Since its first report in Brazil [18], the American/Asian genotype vanished and was reintroduced a few times, always moving from Central America and the Caribbean to Brazil, following a pattern that was well documented for other Dengue serotypes [9, 10, 16]. As we characterize only 2 isolated sequences in the state of São Paulo, the date of introduction of the virus in Brazil we presented may be inaccurate. New sequences from other states, may help clarify this issue. Other studies indicated the circulation of this same virus in Rio de Janeiro and the west region of the state of São Paulo between 2018 and 2019 associated with the current outbreak [30, 31]. It has been argued that the viral genetic diversity in Puerto Rico tends to be maintained in situ, being driven by genetic drift with clade extinction and replacement events over time, with exchanges taking place with South and Central America and other Caribbean regions [32]. The intense movement of emerging viruses is mainly associated with the movement of asymptomatic infected humans and vectors, which is facilitated by rapid transport, such as air transportation [33].
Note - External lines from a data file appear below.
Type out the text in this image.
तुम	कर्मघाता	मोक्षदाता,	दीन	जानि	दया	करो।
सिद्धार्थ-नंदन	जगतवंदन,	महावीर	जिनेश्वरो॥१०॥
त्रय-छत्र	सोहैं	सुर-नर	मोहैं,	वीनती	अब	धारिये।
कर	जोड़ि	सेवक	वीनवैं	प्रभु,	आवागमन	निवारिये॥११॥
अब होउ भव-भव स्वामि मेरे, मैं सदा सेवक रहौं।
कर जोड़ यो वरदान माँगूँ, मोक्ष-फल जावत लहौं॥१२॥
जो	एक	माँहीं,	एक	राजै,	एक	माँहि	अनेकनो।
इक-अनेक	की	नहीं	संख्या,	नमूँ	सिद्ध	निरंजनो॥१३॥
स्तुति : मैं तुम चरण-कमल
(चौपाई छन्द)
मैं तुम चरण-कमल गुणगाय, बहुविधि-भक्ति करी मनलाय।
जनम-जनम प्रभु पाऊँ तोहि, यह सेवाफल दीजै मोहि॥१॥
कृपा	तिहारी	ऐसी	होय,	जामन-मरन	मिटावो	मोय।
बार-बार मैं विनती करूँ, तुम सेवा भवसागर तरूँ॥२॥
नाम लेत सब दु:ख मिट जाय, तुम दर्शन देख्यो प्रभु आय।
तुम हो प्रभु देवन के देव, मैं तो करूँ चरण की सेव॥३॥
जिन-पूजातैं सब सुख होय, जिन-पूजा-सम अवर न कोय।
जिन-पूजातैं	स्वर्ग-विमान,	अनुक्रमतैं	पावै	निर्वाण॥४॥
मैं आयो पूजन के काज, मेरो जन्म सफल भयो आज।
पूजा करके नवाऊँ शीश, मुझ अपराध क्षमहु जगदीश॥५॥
Our results combined with other studies [30, 31] suggested a new DENV-2 introduction in Brazil, that may be associated with the phenomenon known as clade replacement that was demonstrated for other DENV lineages in different locations [16, 34,35,36]. Other than stochasticity, this could be explained by different factors, such as genetic differences in viral replication in vertebrate and/or invertebrate host [11], or possibly by the fact that herd immunity reduction against DENV-2, since it has not caused detectable outbreaks in Brazil during the last decade [9, 10, 37]. This fatal case associated with a new DENV-2 introduction in Brazil represents a small fraction when compared to classical dengue cases, and the systemic infection in the patient needs to be interpreted with caution, as it is a single-case study, and the patient has previous physiological disorders.